Neben den erzielten Fortschritten im fachlichen Bereich ist seine gelungene soziale Integration auf dem Bauhof herauszustellen. Er selbst bezeichnet seine Kollegen als seine Kumpels. Täglich wird er von zu Hause abgeholt und wieder heimgebracht. Die Arbeit ist sein Lebensmittelpunkt geworden. Seine beruflichen Erfolgserlebnisse hatten auch positive Auswirkungen auf den lebenspraktischen Bereich: So stellt Bernd Schlemmer selbständig seinen Wecker, kümmert sich um seine Arbeitskleidung und geht abends beizeiten zu Bett, damit er "fit für die Arbeit ist". Die Integration ist sowohl fachlich als auch sozial gelungen. Die Unterstützung durch den Jobcoach findet nur noch im Einzelfall statt.

Andrea Halder, 21 Jahre alt, Angestellte bei einer Werbeagentur, arbeitet 25 Stunde wöchentlich.

Nach dem Besuch einer integrativ arbeitenden Montessorischule und einem Berufsvorbereitenden Jahr (BVJ) in einer Berufsschule wurde Andrea Halder nach einem Eignungstest der Arbeitsagentur in das "Betriebliche Arbeitstraining" aufgenommen, und zwar in Form einer Berufsvorbereitenden Bildungsmaßnahme. Das erste Praktikum absolvierte sie in einer Schule.
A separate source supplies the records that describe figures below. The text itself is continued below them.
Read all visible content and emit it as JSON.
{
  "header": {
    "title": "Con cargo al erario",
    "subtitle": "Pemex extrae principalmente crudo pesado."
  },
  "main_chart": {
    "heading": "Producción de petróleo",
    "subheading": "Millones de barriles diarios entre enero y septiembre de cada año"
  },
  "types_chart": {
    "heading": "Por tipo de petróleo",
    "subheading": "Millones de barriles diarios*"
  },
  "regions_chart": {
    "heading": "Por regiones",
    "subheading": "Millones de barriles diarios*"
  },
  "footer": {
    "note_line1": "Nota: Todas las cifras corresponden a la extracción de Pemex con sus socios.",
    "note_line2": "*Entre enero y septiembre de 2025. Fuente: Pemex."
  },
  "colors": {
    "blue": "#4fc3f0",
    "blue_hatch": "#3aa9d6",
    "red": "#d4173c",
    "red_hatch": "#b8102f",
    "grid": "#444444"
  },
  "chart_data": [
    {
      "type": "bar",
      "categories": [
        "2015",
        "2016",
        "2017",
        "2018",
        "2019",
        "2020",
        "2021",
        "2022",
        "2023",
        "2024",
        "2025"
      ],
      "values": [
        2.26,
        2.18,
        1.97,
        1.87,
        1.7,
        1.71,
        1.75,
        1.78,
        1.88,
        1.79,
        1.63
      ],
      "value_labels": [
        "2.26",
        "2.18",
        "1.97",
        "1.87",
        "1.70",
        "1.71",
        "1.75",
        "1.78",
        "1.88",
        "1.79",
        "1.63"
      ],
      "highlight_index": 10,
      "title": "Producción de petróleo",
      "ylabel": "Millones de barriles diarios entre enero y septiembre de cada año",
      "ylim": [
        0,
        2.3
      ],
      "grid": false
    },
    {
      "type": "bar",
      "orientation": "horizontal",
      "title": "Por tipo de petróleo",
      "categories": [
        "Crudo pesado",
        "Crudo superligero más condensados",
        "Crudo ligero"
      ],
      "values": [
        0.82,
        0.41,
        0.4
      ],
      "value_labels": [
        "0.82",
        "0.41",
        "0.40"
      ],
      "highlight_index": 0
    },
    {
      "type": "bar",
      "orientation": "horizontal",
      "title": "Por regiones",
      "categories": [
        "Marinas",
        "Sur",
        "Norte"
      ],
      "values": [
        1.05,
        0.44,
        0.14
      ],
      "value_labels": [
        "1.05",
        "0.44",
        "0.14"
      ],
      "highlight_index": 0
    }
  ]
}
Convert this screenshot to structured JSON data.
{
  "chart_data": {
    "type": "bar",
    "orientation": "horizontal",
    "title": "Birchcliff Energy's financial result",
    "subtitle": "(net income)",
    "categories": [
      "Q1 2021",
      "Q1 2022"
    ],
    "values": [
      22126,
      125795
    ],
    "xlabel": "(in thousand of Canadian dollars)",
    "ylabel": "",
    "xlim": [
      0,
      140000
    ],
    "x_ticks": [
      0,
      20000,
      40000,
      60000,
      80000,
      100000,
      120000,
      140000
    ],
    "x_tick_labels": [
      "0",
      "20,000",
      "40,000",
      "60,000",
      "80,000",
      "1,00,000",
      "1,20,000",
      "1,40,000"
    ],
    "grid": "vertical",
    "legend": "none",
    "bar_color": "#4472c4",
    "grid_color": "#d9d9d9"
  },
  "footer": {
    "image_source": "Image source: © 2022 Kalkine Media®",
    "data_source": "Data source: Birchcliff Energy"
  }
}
Sie übernahm leichte Bürohilfsarbeiten und war außerdem in der hauseigenen Wäscherei beschäftigt.

Nach einer Praktikumszeit von zwölf Wochen wurde ein weiteres Praktikum akquiriert, das den Fähigkeiten von Andrea Halder entsprach. In enger Kooperation zwischen einer Werbeagentur, dem Fachdienst und Andrea Halder wurde ein passendes Aufgabenprofil erstellt und im Laufe der insgesamt 15-monatigen Qualifizierungszeit weiterentwickelt und angepasst. Ihre Hauptaufgabe in der Werbeagentur mit fast 200 Angestellten ist die Postsortierung, -verteilung und - abholung. Weiterhin übernimmt sie Bürohilfstätigkeiten wie Sortier- und Ablagearbeiten.
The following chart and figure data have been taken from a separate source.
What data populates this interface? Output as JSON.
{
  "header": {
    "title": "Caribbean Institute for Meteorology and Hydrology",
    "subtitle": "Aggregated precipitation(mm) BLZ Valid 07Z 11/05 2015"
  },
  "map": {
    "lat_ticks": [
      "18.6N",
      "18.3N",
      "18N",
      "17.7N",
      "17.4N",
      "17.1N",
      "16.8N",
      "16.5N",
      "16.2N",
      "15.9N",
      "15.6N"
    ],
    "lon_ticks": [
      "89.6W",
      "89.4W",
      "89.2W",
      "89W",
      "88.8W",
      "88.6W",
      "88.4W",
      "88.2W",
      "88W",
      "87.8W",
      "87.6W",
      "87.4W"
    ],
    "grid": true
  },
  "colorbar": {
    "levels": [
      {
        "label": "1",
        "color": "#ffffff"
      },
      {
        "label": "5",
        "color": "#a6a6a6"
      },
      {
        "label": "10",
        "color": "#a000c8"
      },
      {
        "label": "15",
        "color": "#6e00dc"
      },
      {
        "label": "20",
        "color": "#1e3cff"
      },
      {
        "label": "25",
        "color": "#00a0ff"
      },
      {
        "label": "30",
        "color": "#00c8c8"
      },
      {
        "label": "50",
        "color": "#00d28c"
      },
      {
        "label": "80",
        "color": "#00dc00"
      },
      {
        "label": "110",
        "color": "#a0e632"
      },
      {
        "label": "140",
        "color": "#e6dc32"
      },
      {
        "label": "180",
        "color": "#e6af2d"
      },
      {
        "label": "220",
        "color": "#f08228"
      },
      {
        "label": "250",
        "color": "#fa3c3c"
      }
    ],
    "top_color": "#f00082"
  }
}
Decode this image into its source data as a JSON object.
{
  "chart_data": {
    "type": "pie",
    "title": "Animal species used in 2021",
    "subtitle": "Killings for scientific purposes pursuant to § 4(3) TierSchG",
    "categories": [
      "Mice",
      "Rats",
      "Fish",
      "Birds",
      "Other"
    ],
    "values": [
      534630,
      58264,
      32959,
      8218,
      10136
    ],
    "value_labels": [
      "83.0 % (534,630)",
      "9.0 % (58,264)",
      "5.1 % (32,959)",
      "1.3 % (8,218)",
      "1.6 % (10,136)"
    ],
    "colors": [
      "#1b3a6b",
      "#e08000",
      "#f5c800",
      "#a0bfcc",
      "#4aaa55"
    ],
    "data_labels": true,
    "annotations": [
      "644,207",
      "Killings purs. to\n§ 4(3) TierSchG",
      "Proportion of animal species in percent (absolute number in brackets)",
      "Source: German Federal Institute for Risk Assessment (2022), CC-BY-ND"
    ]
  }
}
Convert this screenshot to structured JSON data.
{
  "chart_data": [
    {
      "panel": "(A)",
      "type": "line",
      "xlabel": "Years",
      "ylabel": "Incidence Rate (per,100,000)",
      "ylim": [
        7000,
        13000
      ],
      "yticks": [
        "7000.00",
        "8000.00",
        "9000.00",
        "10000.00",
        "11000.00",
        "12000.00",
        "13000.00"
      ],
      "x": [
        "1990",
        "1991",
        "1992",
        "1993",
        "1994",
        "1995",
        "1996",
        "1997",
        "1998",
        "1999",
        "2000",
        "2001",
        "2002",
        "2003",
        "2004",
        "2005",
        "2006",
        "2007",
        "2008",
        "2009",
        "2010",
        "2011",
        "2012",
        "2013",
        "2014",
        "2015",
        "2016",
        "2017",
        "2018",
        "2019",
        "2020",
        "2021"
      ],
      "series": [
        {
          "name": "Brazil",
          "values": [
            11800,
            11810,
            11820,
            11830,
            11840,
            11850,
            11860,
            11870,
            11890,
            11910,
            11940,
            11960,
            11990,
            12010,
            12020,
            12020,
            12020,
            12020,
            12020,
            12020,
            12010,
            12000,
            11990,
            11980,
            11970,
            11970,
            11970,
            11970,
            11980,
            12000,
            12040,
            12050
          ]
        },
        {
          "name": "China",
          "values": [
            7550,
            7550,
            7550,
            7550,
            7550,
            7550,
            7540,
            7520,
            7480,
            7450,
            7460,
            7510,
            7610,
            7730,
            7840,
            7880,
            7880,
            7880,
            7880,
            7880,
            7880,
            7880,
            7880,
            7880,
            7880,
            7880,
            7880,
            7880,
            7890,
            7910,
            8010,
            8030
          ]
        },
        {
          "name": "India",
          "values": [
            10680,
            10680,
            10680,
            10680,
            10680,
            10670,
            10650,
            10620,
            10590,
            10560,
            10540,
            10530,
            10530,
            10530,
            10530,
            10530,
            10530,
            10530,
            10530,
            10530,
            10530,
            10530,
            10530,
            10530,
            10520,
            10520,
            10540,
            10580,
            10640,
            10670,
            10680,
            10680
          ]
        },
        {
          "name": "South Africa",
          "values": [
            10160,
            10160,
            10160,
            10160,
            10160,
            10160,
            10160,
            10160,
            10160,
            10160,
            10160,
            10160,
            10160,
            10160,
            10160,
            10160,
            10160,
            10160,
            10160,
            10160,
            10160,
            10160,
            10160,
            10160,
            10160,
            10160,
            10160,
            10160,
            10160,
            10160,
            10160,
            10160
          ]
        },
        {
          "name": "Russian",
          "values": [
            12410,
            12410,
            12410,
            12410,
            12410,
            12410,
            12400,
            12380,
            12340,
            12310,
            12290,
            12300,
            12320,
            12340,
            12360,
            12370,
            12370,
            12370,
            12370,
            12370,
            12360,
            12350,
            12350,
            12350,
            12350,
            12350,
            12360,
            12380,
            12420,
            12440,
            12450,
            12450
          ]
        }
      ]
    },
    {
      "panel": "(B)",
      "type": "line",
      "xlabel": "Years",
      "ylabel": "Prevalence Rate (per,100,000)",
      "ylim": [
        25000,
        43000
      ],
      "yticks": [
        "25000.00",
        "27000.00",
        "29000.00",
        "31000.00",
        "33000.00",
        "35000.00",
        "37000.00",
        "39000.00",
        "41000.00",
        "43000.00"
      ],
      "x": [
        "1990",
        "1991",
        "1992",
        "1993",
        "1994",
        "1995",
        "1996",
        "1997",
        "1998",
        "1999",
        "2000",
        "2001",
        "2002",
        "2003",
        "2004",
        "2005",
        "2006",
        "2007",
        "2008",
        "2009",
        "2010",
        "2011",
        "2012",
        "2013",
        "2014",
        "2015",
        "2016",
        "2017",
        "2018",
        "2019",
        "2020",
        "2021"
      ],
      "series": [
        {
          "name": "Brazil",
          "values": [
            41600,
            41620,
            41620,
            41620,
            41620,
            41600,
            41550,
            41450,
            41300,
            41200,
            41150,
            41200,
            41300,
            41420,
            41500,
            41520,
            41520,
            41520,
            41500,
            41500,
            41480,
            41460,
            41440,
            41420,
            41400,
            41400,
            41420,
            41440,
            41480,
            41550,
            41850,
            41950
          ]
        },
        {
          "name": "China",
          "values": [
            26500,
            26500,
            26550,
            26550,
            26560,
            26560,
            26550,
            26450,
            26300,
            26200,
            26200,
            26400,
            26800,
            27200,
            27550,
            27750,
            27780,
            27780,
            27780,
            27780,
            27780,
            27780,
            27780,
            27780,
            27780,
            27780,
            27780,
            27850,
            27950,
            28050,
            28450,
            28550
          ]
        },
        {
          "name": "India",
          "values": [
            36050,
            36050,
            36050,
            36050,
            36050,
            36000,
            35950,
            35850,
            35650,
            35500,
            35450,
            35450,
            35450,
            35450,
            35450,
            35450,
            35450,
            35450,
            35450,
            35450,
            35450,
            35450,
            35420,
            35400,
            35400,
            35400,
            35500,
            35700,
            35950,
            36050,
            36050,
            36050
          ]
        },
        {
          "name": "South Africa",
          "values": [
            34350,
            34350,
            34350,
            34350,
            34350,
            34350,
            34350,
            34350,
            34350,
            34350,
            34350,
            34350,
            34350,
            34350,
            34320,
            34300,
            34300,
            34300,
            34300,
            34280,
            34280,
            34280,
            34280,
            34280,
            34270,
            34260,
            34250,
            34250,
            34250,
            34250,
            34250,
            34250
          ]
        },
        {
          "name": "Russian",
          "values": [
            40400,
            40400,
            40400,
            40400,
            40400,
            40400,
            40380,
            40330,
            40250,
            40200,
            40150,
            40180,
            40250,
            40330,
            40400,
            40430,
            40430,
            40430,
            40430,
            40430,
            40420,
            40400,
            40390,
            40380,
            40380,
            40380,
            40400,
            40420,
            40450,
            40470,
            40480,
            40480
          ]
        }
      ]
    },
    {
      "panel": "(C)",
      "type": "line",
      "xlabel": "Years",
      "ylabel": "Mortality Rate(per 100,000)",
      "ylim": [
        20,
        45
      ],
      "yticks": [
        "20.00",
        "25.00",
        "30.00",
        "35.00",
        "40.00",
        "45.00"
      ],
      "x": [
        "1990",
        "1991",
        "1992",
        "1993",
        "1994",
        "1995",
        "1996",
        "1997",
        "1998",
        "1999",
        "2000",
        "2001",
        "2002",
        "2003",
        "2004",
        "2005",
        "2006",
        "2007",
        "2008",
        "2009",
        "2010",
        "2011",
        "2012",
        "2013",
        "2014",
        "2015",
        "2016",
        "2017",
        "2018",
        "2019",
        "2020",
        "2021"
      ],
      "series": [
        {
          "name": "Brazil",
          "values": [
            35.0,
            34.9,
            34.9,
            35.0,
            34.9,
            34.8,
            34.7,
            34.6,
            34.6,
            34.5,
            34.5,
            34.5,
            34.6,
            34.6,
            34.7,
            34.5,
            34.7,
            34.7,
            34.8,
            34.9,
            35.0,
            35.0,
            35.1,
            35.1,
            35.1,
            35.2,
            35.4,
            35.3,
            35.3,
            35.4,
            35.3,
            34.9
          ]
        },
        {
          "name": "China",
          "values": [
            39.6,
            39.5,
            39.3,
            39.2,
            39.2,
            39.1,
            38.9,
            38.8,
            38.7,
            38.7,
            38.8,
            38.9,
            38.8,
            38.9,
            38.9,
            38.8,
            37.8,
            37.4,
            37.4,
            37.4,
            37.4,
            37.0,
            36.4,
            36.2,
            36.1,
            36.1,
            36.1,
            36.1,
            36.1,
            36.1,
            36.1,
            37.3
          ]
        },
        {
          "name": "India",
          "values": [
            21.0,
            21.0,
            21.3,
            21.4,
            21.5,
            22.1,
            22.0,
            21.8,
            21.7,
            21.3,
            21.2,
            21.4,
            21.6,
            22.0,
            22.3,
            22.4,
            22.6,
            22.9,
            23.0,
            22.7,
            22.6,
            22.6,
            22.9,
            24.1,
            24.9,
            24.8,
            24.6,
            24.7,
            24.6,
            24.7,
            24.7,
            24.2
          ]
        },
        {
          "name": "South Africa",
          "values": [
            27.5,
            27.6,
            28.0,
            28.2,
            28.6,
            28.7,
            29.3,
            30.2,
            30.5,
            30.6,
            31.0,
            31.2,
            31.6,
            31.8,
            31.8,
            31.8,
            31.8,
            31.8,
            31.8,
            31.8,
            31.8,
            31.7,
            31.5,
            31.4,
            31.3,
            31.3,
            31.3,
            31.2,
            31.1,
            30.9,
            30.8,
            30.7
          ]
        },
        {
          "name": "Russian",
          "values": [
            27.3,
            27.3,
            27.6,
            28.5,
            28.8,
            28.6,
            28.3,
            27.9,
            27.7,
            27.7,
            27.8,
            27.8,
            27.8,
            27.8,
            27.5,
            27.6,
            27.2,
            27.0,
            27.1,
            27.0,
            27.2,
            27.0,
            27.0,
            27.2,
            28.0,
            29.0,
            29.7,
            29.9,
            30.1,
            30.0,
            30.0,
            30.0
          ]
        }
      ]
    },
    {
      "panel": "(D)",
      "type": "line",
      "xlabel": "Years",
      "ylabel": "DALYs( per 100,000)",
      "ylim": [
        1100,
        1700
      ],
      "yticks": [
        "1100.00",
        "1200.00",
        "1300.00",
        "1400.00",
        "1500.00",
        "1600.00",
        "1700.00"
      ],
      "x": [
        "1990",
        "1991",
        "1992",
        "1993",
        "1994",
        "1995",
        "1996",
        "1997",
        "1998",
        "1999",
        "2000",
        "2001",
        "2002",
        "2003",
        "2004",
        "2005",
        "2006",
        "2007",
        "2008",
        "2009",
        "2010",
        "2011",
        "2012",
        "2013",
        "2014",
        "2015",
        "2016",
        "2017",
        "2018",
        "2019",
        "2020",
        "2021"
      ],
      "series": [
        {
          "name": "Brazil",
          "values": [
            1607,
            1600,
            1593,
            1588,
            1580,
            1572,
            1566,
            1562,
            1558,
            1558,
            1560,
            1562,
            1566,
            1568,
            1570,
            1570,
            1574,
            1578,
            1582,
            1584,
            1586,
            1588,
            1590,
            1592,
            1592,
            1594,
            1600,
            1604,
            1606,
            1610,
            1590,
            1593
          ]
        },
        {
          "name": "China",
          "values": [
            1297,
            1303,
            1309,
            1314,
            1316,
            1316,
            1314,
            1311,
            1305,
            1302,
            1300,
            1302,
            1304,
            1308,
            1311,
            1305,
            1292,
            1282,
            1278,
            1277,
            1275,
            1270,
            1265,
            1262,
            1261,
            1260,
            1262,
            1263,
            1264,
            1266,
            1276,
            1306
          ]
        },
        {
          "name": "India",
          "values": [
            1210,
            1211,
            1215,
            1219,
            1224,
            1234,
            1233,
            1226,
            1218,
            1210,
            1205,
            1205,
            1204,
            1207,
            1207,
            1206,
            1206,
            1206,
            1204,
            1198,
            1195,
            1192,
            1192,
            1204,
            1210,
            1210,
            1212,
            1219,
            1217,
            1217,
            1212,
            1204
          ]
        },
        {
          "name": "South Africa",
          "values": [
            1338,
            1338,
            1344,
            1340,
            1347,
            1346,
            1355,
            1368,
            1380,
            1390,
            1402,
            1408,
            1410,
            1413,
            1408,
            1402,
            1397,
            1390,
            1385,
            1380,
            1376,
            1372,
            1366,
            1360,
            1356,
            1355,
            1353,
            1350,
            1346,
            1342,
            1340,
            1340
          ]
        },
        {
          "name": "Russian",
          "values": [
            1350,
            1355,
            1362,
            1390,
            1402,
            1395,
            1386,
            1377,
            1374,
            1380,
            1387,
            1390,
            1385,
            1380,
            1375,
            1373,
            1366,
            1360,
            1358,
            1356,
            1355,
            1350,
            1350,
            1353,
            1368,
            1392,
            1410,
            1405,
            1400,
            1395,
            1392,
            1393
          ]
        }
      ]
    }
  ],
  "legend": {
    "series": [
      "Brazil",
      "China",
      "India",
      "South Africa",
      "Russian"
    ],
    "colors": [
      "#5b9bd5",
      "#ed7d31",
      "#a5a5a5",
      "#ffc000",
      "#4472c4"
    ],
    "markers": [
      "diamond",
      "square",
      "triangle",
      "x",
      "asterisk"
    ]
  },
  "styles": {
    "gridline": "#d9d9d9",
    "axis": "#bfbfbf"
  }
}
Zum 1. April 2005 wurde Andrea Halder in ein zunächst auf zwei Jahre befristetes, von der Arbeitsagentur gefördertes, sozialversicherungspflichtiges Beschäftigungsverhältnis übernommen. Mittlerweile hat sie einen unbefristeten Vertrag. Das Job Coaching findet weiterhin regelmäßig statt. Neben praktischen Fragen wird dabei auch an der Verbesserung der Sozialkompetenz gearbeitet.
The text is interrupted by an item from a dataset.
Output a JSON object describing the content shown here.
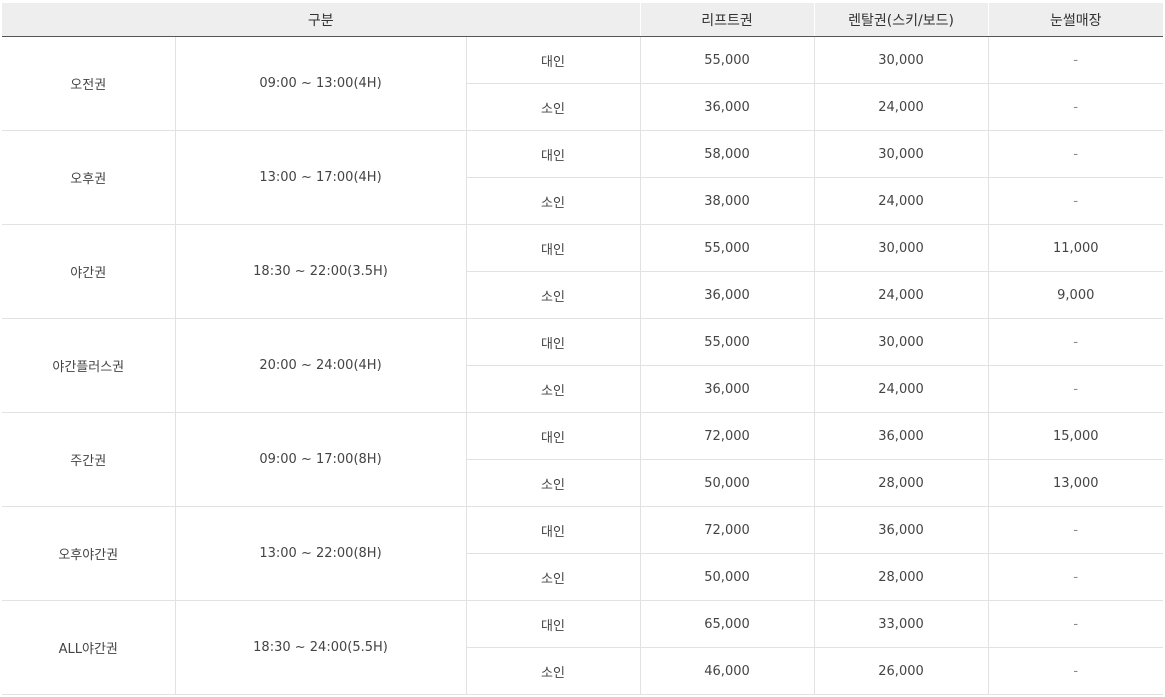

Trotz der langen Hin- und Rückfahrt von jeweils 1,5 Stunden liebt Andrea Halder ihre Arbeit. Es ist erfreulich zu sehen, welchen positiven Einfluss die herausfordernde Umgebung auf ihre Gesamtentwicklung hatte und hat.

Zusammenfassung

Resümierend können wir feststellen, dass auch Menschen mit Down-Syndrom - ihren individuellen Bedürfnissen und Möglichkeiten entsprechend - außerhalb einer Werkstatt für behinderte Menschen beruflich eingegliedert werden können. Voraussetzung dafür ist nach unseren Erfahrungen allerdings,

  • eine ausreichend lange Zeiten für die fachliche und soziale Qualifizierung einzuplanen,

  • langfristige Unterstützung auch nach Abschluss eines Arbeitsvertrages zu ermöglichen

  • und vor allem die üblichen Schwarzweiß-Pfade zu verlassen und nach individuellen Lösungen zu suchen, die zu den beteiligten Akteuren passen.

Kontakt:

ACCESS Integrationsbegleitung gGmbH

Andrea Seeger,

Michael-Vogel-Str. 1c

91052 Erlangen

Tel. 0 91 31/89 74 44

Fax 0 91 31/89 74 49

E-Mail: andrea.seeger@access-ifd.de

Quelle:

Andrea Seeger, Stefan Bauer: Beispiele der beruflichen Integration von Menschen mit Down-Syndrom

erschienen in: impulse Nr. 43/2007, Seite 24-25.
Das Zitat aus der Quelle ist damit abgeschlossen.